The London krautgazers may sound as derivative as ever, but their second album is an expansive and satisfying listen

Toy are one of the most promising young bands in London. They're also one of the hairiest, with '70s-style mops that hang down over their eyes. That might be why the five-piece can be hard to get a handle on. Are these vinyl-loving retromaniacs indulging in a bit of harmless musical nostalgia, or are their psychedelic krautrock stylings painfully derivative?

This second album won't do much to change the minds of those who think the latter: 'Join the Dots' is full of nods (or hairy headbangs) to the past. There are echoes of shoegaze originators My Bloody Valentine on 'Endlessly', along with riffs pulled from krautrock pioneers Neu! on the title track, and a ghostliness gleaned from avant-garde electro-pop band Broadcast on 'As We Turn'. Even the album sleeve seemingly aspires to conjure up Kreuzberg in 1972.

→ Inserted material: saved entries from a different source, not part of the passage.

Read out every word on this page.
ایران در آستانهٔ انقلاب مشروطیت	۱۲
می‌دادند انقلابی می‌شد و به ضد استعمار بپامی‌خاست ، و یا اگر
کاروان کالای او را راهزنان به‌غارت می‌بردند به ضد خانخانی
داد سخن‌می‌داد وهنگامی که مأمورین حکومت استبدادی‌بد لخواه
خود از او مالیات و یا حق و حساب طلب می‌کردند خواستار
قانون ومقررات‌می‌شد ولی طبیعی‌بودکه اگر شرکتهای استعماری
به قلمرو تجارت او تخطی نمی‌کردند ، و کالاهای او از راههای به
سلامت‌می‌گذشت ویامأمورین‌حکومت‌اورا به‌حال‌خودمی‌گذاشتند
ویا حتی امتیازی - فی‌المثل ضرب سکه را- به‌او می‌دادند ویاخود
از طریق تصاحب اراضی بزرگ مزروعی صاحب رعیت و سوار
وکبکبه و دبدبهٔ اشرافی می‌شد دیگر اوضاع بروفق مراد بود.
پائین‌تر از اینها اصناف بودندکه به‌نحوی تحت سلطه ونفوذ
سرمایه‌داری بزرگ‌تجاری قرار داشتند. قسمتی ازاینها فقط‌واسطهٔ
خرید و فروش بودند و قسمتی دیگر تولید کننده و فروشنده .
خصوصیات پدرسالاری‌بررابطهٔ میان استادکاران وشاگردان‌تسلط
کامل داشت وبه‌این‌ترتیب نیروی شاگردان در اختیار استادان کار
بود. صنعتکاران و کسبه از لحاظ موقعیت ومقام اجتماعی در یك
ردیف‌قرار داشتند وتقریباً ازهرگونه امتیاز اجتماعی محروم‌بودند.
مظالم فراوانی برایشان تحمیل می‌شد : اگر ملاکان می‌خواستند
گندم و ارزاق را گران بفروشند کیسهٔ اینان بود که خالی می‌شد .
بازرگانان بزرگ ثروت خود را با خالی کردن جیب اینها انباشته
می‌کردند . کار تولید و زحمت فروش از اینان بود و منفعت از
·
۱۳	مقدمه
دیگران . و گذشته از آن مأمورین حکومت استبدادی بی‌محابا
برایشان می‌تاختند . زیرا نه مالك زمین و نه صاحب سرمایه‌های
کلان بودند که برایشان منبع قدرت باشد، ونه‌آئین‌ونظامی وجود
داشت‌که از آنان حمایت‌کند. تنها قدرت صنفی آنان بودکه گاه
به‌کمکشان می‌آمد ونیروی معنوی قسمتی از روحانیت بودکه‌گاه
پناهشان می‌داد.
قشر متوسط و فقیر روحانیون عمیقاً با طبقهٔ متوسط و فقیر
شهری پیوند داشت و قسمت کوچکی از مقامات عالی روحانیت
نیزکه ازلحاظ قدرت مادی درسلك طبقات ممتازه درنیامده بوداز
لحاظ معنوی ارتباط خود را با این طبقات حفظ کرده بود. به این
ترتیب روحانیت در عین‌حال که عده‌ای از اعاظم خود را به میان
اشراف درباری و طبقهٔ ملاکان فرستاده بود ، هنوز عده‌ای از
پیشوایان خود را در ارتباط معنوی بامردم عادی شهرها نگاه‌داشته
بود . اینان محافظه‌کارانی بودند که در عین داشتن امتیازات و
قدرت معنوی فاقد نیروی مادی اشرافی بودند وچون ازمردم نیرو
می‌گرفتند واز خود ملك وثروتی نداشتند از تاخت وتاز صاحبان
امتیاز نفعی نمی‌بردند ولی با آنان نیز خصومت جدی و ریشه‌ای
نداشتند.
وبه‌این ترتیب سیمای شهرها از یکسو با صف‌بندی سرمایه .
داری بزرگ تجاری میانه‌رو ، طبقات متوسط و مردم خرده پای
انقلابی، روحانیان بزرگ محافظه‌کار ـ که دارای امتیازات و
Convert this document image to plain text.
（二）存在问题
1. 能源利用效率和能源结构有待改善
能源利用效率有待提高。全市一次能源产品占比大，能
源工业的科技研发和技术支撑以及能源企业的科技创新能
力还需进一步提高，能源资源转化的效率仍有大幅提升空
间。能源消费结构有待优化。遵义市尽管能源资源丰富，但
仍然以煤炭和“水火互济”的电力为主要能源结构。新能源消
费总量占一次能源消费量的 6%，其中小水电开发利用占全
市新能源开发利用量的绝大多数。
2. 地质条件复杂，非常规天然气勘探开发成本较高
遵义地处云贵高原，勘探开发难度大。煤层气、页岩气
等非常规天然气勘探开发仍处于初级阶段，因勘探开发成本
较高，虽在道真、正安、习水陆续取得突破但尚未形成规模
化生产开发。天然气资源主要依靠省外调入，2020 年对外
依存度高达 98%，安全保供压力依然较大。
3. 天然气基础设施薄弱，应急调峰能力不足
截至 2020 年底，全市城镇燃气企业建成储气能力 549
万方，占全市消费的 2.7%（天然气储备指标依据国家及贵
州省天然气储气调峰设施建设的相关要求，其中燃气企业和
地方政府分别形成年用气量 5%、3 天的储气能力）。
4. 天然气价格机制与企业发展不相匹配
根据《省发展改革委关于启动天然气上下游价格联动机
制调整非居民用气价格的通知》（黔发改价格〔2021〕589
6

Judging by the album's title, Toy are perfectly happy to be seen as connecting points of reference. More importantly, though, the band and their producer Dan Carey have made a quality product. 'Join the Dots' is a sleek, shimmering record, full of ramshackle reverb and throbbing bass lines. Those heady influences remain, but in the year since their self-titled debut, Toy have developed a darker and more expansive sound. There's still a heavy dose of motorik, the hypnotic drumbeat designed to replicate the experience of speeding along an autobahn, but it's now a nocturnal motorik for driving under the infinite night sky. It's hard to pick holes in songs this compelling, especially when many crescendo spectacularly into swirling walls of noise.

Plagiaristic? Possibly. Enjoyable? Definitely. Toy represent a bit of the old world, and a bit of the new. And that's more than okay.